Hawkman is one of those characters that somehow work even though it’s not immediately apparent why. After all, his only super power is flight, and that’s a dime a dozen. His costume is red shorts, green tights, and funny chest straps. He’s a policeman from another world with access to futuristic weapons, but mostly hits bad guys with a medieval morningstar. It’s easy to imagine the character having made a couple of appearances during the Silver Age and then being largely forgotten.
Yet although he’s never become a top-tier DC super hero, Hawkman’s second-tier status has endured for decades. He’s been a long-standing member of the Justice League, appeared in the Super Powers cartoon, and even made the team in the Legends of Tomorrow tv show. And all despite being saddled with one of the more convoluted backstories (at least in the 1980s-1990s; things have probably smoothed out nowadays with the New 52, etc.).
Hawkman has never been one of my favourite characters, but I’ve always liked his 1985 limited series The Shadow War of Hawkman. It’s an attempt to take the best version of the character, discard some Silver Age baggage, and set the character on a new course for the future. The timing, though, is unfortunate, as Crisis would soon come and Hawkman would go through all sorts of complications. But as a standalone series, these four issues are really solid, helped by clean, colourful artwork and a real love of the character displayed by the writer, Tony Isabella.
Issue # 1 sums up Hawkman’s backstory: Katar Hol and his wife Sheyara are police officers from the planet Thanagar who have come to earth and lived with a local police commissioner while “undercover” as museum curators named Carter and Shera Hall.

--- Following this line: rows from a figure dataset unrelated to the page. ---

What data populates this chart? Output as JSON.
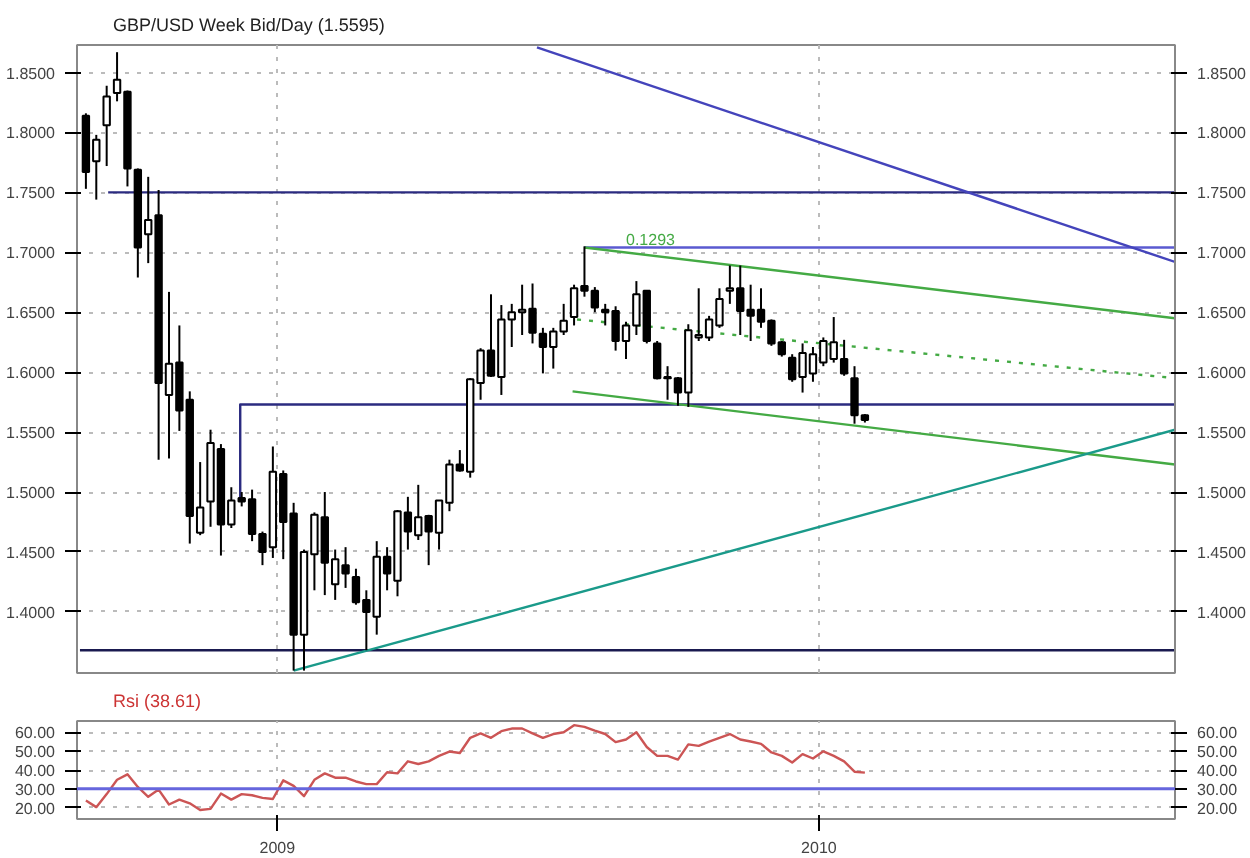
{
  "chart_data": [
    {
      "type": "candlestick",
      "title": "GBP/USD Week Bid/Day (1.5595)",
      "x": [
        "2008-08-25",
        "2008-09-01",
        "2008-09-08",
        "2008-09-15",
        "2008-09-22",
        "2008-09-29",
        "2008-10-06",
        "2008-10-13",
        "2008-10-20",
        "2008-10-27",
        "2008-11-03",
        "2008-11-10",
        "2008-11-17",
        "2008-11-24",
        "2008-12-01",
        "2008-12-08",
        "2008-12-15",
        "2008-12-22",
        "2008-12-29",
        "2009-01-05",
        "2009-01-12",
        "2009-01-19",
        "2009-01-26",
        "2009-02-02",
        "2009-02-09",
        "2009-02-16",
        "2009-02-23",
        "2009-03-02",
        "2009-03-09",
        "2009-03-16",
        "2009-03-23",
        "2009-03-30",
        "2009-04-06",
        "2009-04-13",
        "2009-04-20",
        "2009-04-27",
        "2009-05-04",
        "2009-05-11",
        "2009-05-18",
        "2009-05-25",
        "2009-06-01",
        "2009-06-08",
        "2009-06-15",
        "2009-06-22",
        "2009-06-29",
        "2009-07-06",
        "2009-07-13",
        "2009-07-20",
        "2009-07-27",
        "2009-08-03",
        "2009-08-10",
        "2009-08-17",
        "2009-08-24",
        "2009-08-31",
        "2009-09-07",
        "2009-09-14",
        "2009-09-21",
        "2009-09-28",
        "2009-10-05",
        "2009-10-12",
        "2009-10-19",
        "2009-10-26",
        "2009-11-02",
        "2009-11-09",
        "2009-11-16",
        "2009-11-23",
        "2009-11-30",
        "2009-12-07",
        "2009-12-14",
        "2009-12-21",
        "2009-12-28",
        "2010-01-04",
        "2010-01-11",
        "2010-01-18",
        "2010-01-25",
        "2010-02-01"
      ],
      "ohlc": [
        [
          1.814,
          1.816,
          1.753,
          1.767
        ],
        [
          1.776,
          1.798,
          1.744,
          1.794
        ],
        [
          1.806,
          1.839,
          1.772,
          1.83
        ],
        [
          1.833,
          1.867,
          1.826,
          1.844
        ],
        [
          1.834,
          1.835,
          1.755,
          1.77
        ],
        [
          1.769,
          1.77,
          1.679,
          1.704
        ],
        [
          1.715,
          1.763,
          1.691,
          1.727
        ],
        [
          1.731,
          1.752,
          1.527,
          1.591
        ],
        [
          1.581,
          1.667,
          1.528,
          1.607
        ],
        [
          1.608,
          1.639,
          1.551,
          1.568
        ],
        [
          1.577,
          1.584,
          1.457,
          1.48
        ],
        [
          1.466,
          1.525,
          1.464,
          1.487
        ],
        [
          1.492,
          1.552,
          1.471,
          1.541
        ],
        [
          1.536,
          1.54,
          1.447,
          1.473
        ],
        [
          1.473,
          1.504,
          1.47,
          1.493
        ],
        [
          1.495,
          1.5,
          1.488,
          1.492
        ],
        [
          1.494,
          1.502,
          1.459,
          1.465
        ],
        [
          1.465,
          1.467,
          1.439,
          1.45
        ],
        [
          1.454,
          1.538,
          1.445,
          1.517
        ],
        [
          1.515,
          1.518,
          1.444,
          1.475
        ],
        [
          1.482,
          1.491,
          1.351,
          1.381
        ],
        [
          1.381,
          1.452,
          1.351,
          1.45
        ],
        [
          1.448,
          1.483,
          1.418,
          1.481
        ],
        [
          1.479,
          1.5,
          1.414,
          1.441
        ],
        [
          1.423,
          1.452,
          1.41,
          1.444
        ],
        [
          1.439,
          1.454,
          1.42,
          1.432
        ],
        [
          1.429,
          1.436,
          1.406,
          1.408
        ],
        [
          1.41,
          1.418,
          1.368,
          1.4
        ],
        [
          1.396,
          1.459,
          1.381,
          1.446
        ],
        [
          1.446,
          1.454,
          1.418,
          1.432
        ],
        [
          1.426,
          1.485,
          1.413,
          1.484
        ],
        [
          1.483,
          1.496,
          1.452,
          1.467
        ],
        [
          1.464,
          1.506,
          1.46,
          1.479
        ],
        [
          1.48,
          1.481,
          1.439,
          1.467
        ],
        [
          1.466,
          1.493,
          1.452,
          1.493
        ],
        [
          1.491,
          1.527,
          1.484,
          1.523
        ],
        [
          1.523,
          1.535,
          1.517,
          1.518
        ],
        [
          1.517,
          1.595,
          1.512,
          1.594
        ],
        [
          1.591,
          1.62,
          1.577,
          1.618
        ],
        [
          1.618,
          1.665,
          1.596,
          1.597
        ],
        [
          1.596,
          1.656,
          1.581,
          1.644
        ],
        [
          1.644,
          1.657,
          1.621,
          1.65
        ],
        [
          1.65,
          1.673,
          1.631,
          1.652
        ],
        [
          1.653,
          1.674,
          1.624,
          1.633
        ],
        [
          1.632,
          1.637,
          1.599,
          1.621
        ],
        [
          1.621,
          1.637,
          1.603,
          1.634
        ],
        [
          1.634,
          1.657,
          1.631,
          1.643
        ],
        [
          1.646,
          1.673,
          1.639,
          1.67
        ],
        [
          1.672,
          1.705,
          1.663,
          1.668
        ],
        [
          1.668,
          1.671,
          1.65,
          1.654
        ],
        [
          1.652,
          1.657,
          1.639,
          1.65
        ],
        [
          1.651,
          1.655,
          1.618,
          1.626
        ],
        [
          1.626,
          1.642,
          1.611,
          1.639
        ],
        [
          1.639,
          1.676,
          1.631,
          1.665
        ],
        [
          1.668,
          1.668,
          1.624,
          1.626
        ],
        [
          1.624,
          1.626,
          1.594,
          1.595
        ],
        [
          1.596,
          1.605,
          1.577,
          1.595
        ],
        [
          1.595,
          1.596,
          1.572,
          1.583
        ],
        [
          1.583,
          1.64,
          1.571,
          1.635
        ],
        [
          1.629,
          1.67,
          1.626,
          1.631
        ],
        [
          1.629,
          1.647,
          1.626,
          1.644
        ],
        [
          1.639,
          1.67,
          1.637,
          1.661
        ],
        [
          1.668,
          1.689,
          1.657,
          1.67
        ],
        [
          1.67,
          1.689,
          1.631,
          1.651
        ],
        [
          1.652,
          1.673,
          1.626,
          1.647
        ],
        [
          1.652,
          1.67,
          1.637,
          1.642
        ],
        [
          1.643,
          1.644,
          1.622,
          1.624
        ],
        [
          1.625,
          1.626,
          1.613,
          1.615
        ],
        [
          1.612,
          1.615,
          1.592,
          1.594
        ],
        [
          1.596,
          1.624,
          1.583,
          1.616
        ],
        [
          1.599,
          1.621,
          1.592,
          1.615
        ],
        [
          1.608,
          1.629,
          1.605,
          1.626
        ],
        [
          1.611,
          1.646,
          1.608,
          1.625
        ],
        [
          1.611,
          1.627,
          1.597,
          1.599
        ],
        [
          1.595,
          1.605,
          1.557,
          1.564
        ],
        [
          1.564,
          1.565,
          1.558,
          1.56
        ]
      ],
      "series": [
        {
          "type": "line",
          "x": [
            "2008-09-09",
            "2010-08-29"
          ],
          "values": [
            1.75,
            1.75
          ],
          "color": "#2b2b80",
          "line_style": "solid"
        },
        {
          "type": "line",
          "x": [
            "2009-07-27",
            "2010-08-29"
          ],
          "values": [
            1.704,
            1.704
          ],
          "color": "#5a5ad0",
          "line_style": "solid"
        },
        {
          "type": "line",
          "x": [
            "2008-12-07",
            "2008-12-07",
            "2010-08-29"
          ],
          "values": [
            1.493,
            1.573,
            1.573
          ],
          "color": "#2b2b80",
          "line_style": "solid"
        },
        {
          "type": "line",
          "x": [
            "2008-08-21",
            "2010-08-29"
          ],
          "values": [
            1.368,
            1.368
          ],
          "color": "#1a1a50",
          "line_style": "solid"
        },
        {
          "type": "line",
          "x": [
            "2009-06-25",
            "2010-08-29"
          ],
          "values": [
            1.871,
            1.692
          ],
          "color": "#4444bb",
          "line_style": "solid"
        },
        {
          "type": "line",
          "x": [
            "2009-07-27",
            "2010-08-29"
          ],
          "values": [
            1.704,
            1.645
          ],
          "color": "#44aa44",
          "line_style": "solid"
        },
        {
          "type": "line",
          "x": [
            "2009-07-19",
            "2010-08-29"
          ],
          "values": [
            1.584,
            1.523
          ],
          "color": "#44aa44",
          "line_style": "solid"
        },
        {
          "type": "line",
          "x": [
            "2009-07-22",
            "2010-08-29"
          ],
          "values": [
            1.644,
            1.595
          ],
          "color": "#44aa44",
          "line_style": "dotted"
        },
        {
          "type": "line",
          "x": [
            "2009-01-12",
            "2010-08-29"
          ],
          "values": [
            1.351,
            1.552
          ],
          "color": "#1a9a8a",
          "line_style": "solid"
        }
      ],
      "annotations": [
        {
          "text": "0.1293",
          "x": "2009-08-24",
          "y": 1.706
        }
      ],
      "xlim": [
        "2008-08-19",
        "2010-08-29"
      ],
      "ylim": [
        1.349,
        1.873
      ],
      "xticks": [
        {
          "value": "2009-01-01",
          "label": null
        },
        {
          "value": "2010-01-01",
          "label": null
        }
      ],
      "yticks": [
        {
          "value": 1.4,
          "label": "1.4000"
        },
        {
          "value": 1.45,
          "label": "1.4500"
        },
        {
          "value": 1.5,
          "label": "1.5000"
        },
        {
          "value": 1.55,
          "label": "1.5500"
        },
        {
          "value": 1.6,
          "label": "1.6000"
        },
        {
          "value": 1.65,
          "label": "1.6500"
        },
        {
          "value": 1.7,
          "label": "1.7000"
        },
        {
          "value": 1.75,
          "label": "1.7500"
        },
        {
          "value": 1.8,
          "label": "1.8000"
        },
        {
          "value": 1.85,
          "label": "1.8500"
        }
      ],
      "y2lim": [
        1.349,
        1.873
      ],
      "y2ticks": [
        {
          "value": 1.4,
          "label": "1.4000"
        },
        {
          "value": 1.45,
          "label": "1.4500"
        },
        {
          "value": 1.5,
          "label": "1.5000"
        },
        {
          "value": 1.55,
          "label": "1.5500"
        },
        {
          "value": 1.6,
          "label": "1.6000"
        },
        {
          "value": 1.65,
          "label": "1.6500"
        },
        {
          "value": 1.7,
          "label": "1.7000"
        },
        {
          "value": 1.75,
          "label": "1.7500"
        },
        {
          "value": 1.8,
          "label": "1.8000"
        },
        {
          "value": 1.85,
          "label": "1.8500"
        }
      ],
      "grid": true,
      "tick_labels": "y"
    },
    {
      "type": "line",
      "title": "Rsi (38.61)",
      "x": [
        "2008-08-25",
        "2008-09-01",
        "2008-09-08",
        "2008-09-15",
        "2008-09-22",
        "2008-09-29",
        "2008-10-06",
        "2008-10-13",
        "2008-10-20",
        "2008-10-27",
        "2008-11-03",
        "2008-11-10",
        "2008-11-17",
        "2008-11-24",
        "2008-12-01",
        "2008-12-08",
        "2008-12-15",
        "2008-12-22",
        "2008-12-29",
        "2009-01-05",
        "2009-01-12",
        "2009-01-19",
        "2009-01-26",
        "2009-02-02",
        "2009-02-09",
        "2009-02-16",
        "2009-02-23",
        "2009-03-02",
        "2009-03-09",
        "2009-03-16",
        "2009-03-23",
        "2009-03-30",
        "2009-04-06",
        "2009-04-13",
        "2009-04-20",
        "2009-04-27",
        "2009-05-04",
        "2009-05-11",
        "2009-05-18",
        "2009-05-25",
        "2009-06-01",
        "2009-06-08",
        "2009-06-15",
        "2009-06-22",
        "2009-06-29",
        "2009-07-06",
        "2009-07-13",
        "2009-07-20",
        "2009-07-27",
        "2009-08-03",
        "2009-08-10",
        "2009-08-17",
        "2009-08-24",
        "2009-08-31",
        "2009-09-07",
        "2009-09-14",
        "2009-09-21",
        "2009-09-28",
        "2009-10-05",
        "2009-10-12",
        "2009-10-19",
        "2009-10-26",
        "2009-11-02",
        "2009-11-09",
        "2009-11-16",
        "2009-11-23",
        "2009-11-30",
        "2009-12-07",
        "2009-12-14",
        "2009-12-21",
        "2009-12-28",
        "2010-01-04",
        "2010-01-11",
        "2010-01-18",
        "2010-01-25",
        "2010-02-01"
      ],
      "series": [
        {
          "color": "#cc5555",
          "values": [
            23.8,
            20.3,
            27.2,
            34.8,
            37.7,
            31.0,
            25.8,
            29.6,
            21.7,
            24.3,
            22.3,
            18.8,
            19.4,
            27.5,
            24.3,
            27.2,
            26.6,
            25.2,
            24.6,
            34.5,
            31.6,
            26.1,
            34.8,
            38.2,
            35.9,
            35.9,
            33.9,
            32.5,
            32.5,
            38.8,
            38.2,
            44.6,
            43.2,
            44.6,
            47.5,
            49.8,
            49.0,
            57.1,
            59.4,
            57.1,
            60.6,
            62.0,
            62.0,
            59.4,
            57.1,
            59.1,
            60.0,
            63.8,
            62.9,
            60.9,
            59.1,
            54.8,
            56.2,
            60.0,
            52.2,
            47.5,
            47.5,
            45.5,
            53.6,
            52.8,
            55.1,
            57.1,
            59.1,
            56.2,
            55.1,
            53.9,
            49.3,
            47.5,
            44.0,
            48.4,
            46.1,
            49.9,
            47.5,
            44.6,
            39.1,
            38.6
          ]
        }
      ],
      "ref_lines": [
        {
          "axis": "y",
          "value": 30,
          "color": "#6666dd"
        }
      ],
      "xlim": [
        "2008-08-19",
        "2010-08-29"
      ],
      "ylim": [
        14,
        66
      ],
      "xticks": [
        {
          "value": "2009-01-01",
          "label": "2009"
        },
        {
          "value": "2010-01-01",
          "label": "2010"
        }
      ],
      "yticks": [
        {
          "value": 20,
          "label": "20.00"
        },
        {
          "value": 30,
          "label": "30.00"
        },
        {
          "value": 40,
          "label": "40.00"
        },
        {
          "value": 50,
          "label": "50.00"
        },
        {
          "value": 60,
          "label": "60.00"
        }
      ],
      "y2lim": [
        14,
        66
      ],
      "y2ticks": [
        {
          "value": 20,
          "label": "20.00"
        },
        {
          "value": 30,
          "label": "30.00"
        },
        {
          "value": 40,
          "label": "40.00"
        },
        {
          "value": 50,
          "label": "50.00"
        },
        {
          "value": 60,
          "label": "60.00"
        }
      ],
      "grid": true
    }
  ]
}
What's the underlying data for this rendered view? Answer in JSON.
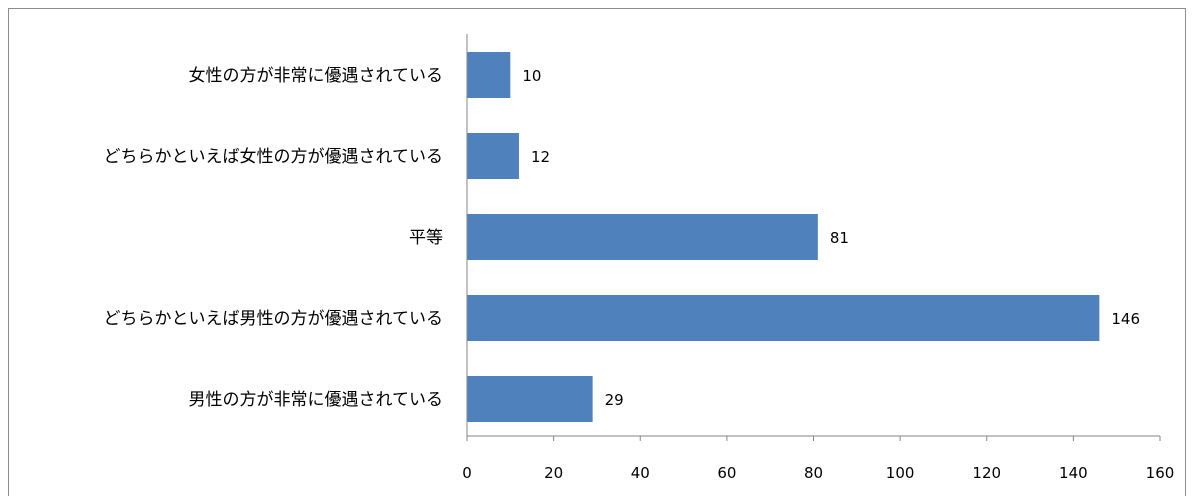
{
  "chart_data": {
    "type": "bar",
    "orientation": "horizontal",
    "categories": [
      "女性の方が非常に優遇されている",
      "どちらかといえば女性の方が優遇されている",
      "平等",
      "どちらかといえば男性の方が優遇されている",
      "男性の方が非常に優遇されている"
    ],
    "values": [
      10,
      12,
      81,
      146,
      29
    ],
    "value_labels": [
      "10",
      "12",
      "81",
      "146",
      "29"
    ],
    "xlim": [
      0,
      160
    ],
    "x_ticks": [
      0,
      20,
      40,
      60,
      80,
      100,
      120,
      140,
      160
    ],
    "x_tick_labels": [
      "0",
      "20",
      "40",
      "60",
      "80",
      "100",
      "120",
      "140",
      "160"
    ],
    "bar_color": "#4f81bd",
    "grid": false,
    "legend": "none"
  }
}
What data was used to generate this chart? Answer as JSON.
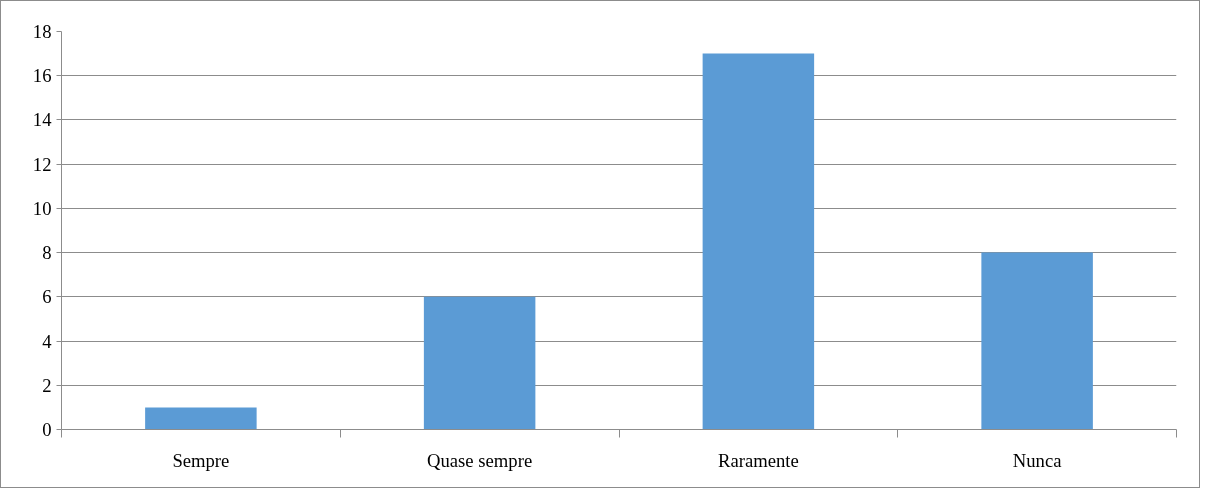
{
  "chart_data": {
    "type": "bar",
    "categories": [
      "Sempre",
      "Quase sempre",
      "Raramente",
      "Nunca"
    ],
    "values": [
      1,
      6,
      17,
      8
    ],
    "color": "#5b9bd5",
    "ylim": [
      0,
      18
    ],
    "yticks": [
      0,
      2,
      4,
      6,
      8,
      10,
      12,
      14,
      16,
      18
    ],
    "grid": "y"
  }
}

The story starts with a local cat burglar named Mousey is forced by aliens to steal anti-gravity devices from the Hall’s secret storeroom. When Hawkman and Hawkwoman intervene, Mousey tries to confess but then he and Hawkwoman are seemingly disintegrated! It’s a good cliffhanger. The banter between Carter and Shera is charming, and Carter is very different than the right-wing jerk he’s sometimes portrayed as in later stories.
Issue # 2 reveals that the aliens behind the theft are fellow Thanagarians who are engaging in secret acts of sabotage to pave the way for earth’s invasion! Grieving over his wife’s apparent death, Katar reveals his real identity to Captain Frazier of the police. A really good text page by Tony Isabella tries to make sense of (by-then) twenty-five years of Hawkman continuity, keeping (if re-interpreting) most of it, while frankly discarding some of it. As much as I hate setting resets in general, you could really see how much Crisis was needed for the DC Universe.
Issue # 3 really shows off how great the colouring works on the type of paper used in the mid-1980s. I’m nostalgic! The invading thanagarians want the anti-grav tech they had stolen because Thanagar itself has had a precipitous decline in technology—I didn’t get all of this, but it sounds like a sort of “Dark Ages” situation. Anyway, it turns out that Hawkwoman is alive! Another woman at the museum, Mavis Trent, had donned her costume as a joke or something and she’s the one who got disintegrated. Katar and Sheyara decide they need to keep the madness on their homeworld secret, but also need to stop the invaders. So, they infiltrate JLA headquarters to erase some data (I’m fuzzy on this part) and fight Aquaman and Elongated Man. They succeed, but the bad guys have stolen their spaceship!In Issue # 4, the
invaders have used an important device in the Hawkman stories, the absorbacon,
to blackmail all sorts of people in key leadership positions on Earth. But Hawkman and Hawkwoman teleport to their
own commandeered ship to repel boarders and, to save Detroit(!), self-destruct
their own ship. Some would wonder if it
was a worthwhile trade. I kid because I
love. There’s an ominous ending: “The
war has just begun.”
Overall, it’s really good, and makes me like Hawkman. Someday, I’ll have to see what else I can dig out featuring the character from this time period.